We have 12 hours to solve 240 tasks (submission evaluates both test sets). If we parallelize the system with 4 runs, that means we have 12 minutes per task. So if doing inference for each task introduces an overhead of 1 minute per task, that still leaves 11 minutes per task. So even a non efficient solution that wastes 1 minute to load and compile the model per task will have most of the time for compute.

Implementation

In this notebook I have prepared an implementation that uses locks to select the GPU and the task.

Loading the model for training could take around 20s, for inference it is around 14s. So in total we could see a delay of around 30s per task, so around 30 minutes in total for a submission time of 12h hours, we can afford that.

Base model in dev/shm

I have tried copying the model to dev/shm but did not observed any speedup. Probably when I read the model for the first time it is cached. The model is slightly less than 4GB. Notebook with experiments

Batch size and training speed

experiment batch_size=1 batch_size=2 batch_size=4
2 shortest tasks, 4 epochs 72s 63s 58s
2 longest tasks, 1 epoch 125s 122s 136s

Clearly it pays to use a batch size of 1 if the gradient has enough information, that will allow to update the model more times.

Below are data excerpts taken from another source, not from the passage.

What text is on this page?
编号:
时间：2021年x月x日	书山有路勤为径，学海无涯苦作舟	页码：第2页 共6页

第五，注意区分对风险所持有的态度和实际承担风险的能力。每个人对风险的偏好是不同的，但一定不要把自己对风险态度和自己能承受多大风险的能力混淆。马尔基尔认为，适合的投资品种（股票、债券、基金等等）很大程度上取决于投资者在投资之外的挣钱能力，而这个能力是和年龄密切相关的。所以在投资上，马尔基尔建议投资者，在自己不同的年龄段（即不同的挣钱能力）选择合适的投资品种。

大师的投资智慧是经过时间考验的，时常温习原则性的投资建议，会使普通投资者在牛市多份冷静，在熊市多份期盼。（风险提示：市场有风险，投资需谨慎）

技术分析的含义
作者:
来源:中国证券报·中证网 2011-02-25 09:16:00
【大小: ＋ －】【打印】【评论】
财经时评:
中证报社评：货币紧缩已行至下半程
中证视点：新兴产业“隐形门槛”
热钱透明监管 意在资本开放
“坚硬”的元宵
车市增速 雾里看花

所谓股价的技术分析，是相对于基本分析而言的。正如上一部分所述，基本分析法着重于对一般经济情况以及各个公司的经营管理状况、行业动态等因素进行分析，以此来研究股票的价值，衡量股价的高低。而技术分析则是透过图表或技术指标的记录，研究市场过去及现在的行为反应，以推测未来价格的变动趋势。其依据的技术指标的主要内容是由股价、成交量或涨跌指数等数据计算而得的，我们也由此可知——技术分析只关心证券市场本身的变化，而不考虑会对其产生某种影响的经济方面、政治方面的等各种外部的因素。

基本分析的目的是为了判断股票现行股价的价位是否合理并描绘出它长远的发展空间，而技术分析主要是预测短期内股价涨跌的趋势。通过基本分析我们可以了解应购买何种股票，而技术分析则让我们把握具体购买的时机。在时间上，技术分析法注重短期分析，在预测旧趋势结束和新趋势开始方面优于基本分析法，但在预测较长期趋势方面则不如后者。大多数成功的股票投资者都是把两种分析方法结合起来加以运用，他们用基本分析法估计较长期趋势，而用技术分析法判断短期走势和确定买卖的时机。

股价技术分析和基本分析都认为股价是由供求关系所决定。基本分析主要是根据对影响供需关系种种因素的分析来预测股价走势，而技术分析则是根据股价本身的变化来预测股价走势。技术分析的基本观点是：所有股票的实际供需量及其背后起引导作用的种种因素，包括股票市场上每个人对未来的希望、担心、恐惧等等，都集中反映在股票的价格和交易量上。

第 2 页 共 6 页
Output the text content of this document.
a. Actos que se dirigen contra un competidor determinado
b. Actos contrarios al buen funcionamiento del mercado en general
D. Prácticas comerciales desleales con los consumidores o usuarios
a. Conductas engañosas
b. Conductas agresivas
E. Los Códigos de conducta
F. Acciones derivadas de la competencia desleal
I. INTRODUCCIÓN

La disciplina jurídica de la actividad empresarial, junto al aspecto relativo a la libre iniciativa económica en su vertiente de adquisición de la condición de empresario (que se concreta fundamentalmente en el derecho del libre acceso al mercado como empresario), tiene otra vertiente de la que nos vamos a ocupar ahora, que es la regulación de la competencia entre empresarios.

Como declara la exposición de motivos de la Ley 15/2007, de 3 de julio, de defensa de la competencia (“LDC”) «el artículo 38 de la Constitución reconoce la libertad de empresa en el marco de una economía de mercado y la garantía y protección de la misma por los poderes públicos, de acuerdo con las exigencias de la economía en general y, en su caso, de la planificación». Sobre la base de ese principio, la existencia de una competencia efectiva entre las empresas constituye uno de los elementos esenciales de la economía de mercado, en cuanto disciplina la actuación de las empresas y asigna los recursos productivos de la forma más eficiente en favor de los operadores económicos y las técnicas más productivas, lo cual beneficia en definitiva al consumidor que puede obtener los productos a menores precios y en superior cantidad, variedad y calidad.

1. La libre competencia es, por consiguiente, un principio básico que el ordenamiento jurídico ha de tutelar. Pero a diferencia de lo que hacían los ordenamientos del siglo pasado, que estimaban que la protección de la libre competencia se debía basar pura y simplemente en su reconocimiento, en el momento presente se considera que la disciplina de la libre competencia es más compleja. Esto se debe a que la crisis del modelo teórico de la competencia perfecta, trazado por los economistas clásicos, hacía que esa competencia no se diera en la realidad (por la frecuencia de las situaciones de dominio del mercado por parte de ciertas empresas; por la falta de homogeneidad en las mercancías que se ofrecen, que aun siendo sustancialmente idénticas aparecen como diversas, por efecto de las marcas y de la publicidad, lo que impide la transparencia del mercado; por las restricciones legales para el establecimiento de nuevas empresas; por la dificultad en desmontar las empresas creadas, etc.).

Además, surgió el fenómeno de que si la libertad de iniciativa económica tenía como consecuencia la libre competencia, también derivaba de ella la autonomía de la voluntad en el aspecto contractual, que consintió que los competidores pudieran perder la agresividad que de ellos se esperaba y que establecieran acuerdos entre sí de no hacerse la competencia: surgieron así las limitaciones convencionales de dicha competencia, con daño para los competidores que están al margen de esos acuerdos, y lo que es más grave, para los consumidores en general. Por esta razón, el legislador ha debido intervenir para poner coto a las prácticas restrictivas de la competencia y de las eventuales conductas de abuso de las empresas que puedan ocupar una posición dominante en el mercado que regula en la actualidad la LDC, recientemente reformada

Comparison with my solution for ARC24 challenge

In my solution I could do 320 training steps for each task on ARC24 challenge. I was using a model of just 0.5B parameters versus the current 7B parameters. Now if I use 6 epochs that would be just 48 training steps, so training is 10 times shorter.

Increasing GPU usage

After looking at the plots of GPU usage I have noticed that I could increase the number of slots per GPU both on training and inference.

train GPU slots inf GPU slots mean GPU usage max VRAM training time (s) inference time (s)
1 2 89.5% 51.4% 7087 7360
2 2 93.9% 50.2% 6864 6748
2 3 95.0% 76.6% 6962 6902

The most reliable metric is mean GPU usage. Inference time we already know that it is not reliable and there is some variability on training times due to the random assignment of the tasks. Using 2 slots per GPU for training and 3 for inference should give a speedup of around 6%, which is 43 minutes for the 12 hour run. Not game changing but very welcome.

Link to full results

Results

Evaluation vs test set

On this notebook I have run the exact same setup that has scored 10.17 on the leaderboard and took 9 hours to run.

If I run the exact same configuration on the evaluation set it only takes 4 hours and scores 10.6 (I'm not sure what the architects prints mean because on them the score is 8.7).

The difference in speed is caused because when we are doing the submission the system is evaluated against both partitions of the test set, so that is 240 tasks instead of 120. So I don't have to worry about my system doing timeout on the private test set because the system has already done predictions for it.

Training epochs

alt text

It seems that a small number of training epochs (6) is bad, but also once we reach a certain number of epochs (8-10) increasing the training length is not beneficial. Maybe I have to lower the learning rate when using a bigger number of epochs?

Train Max Sequence Length

alt text

The tendency is not very clear, but the best results are obtained when using 8192 which is the maximum training sequence length available for the current model.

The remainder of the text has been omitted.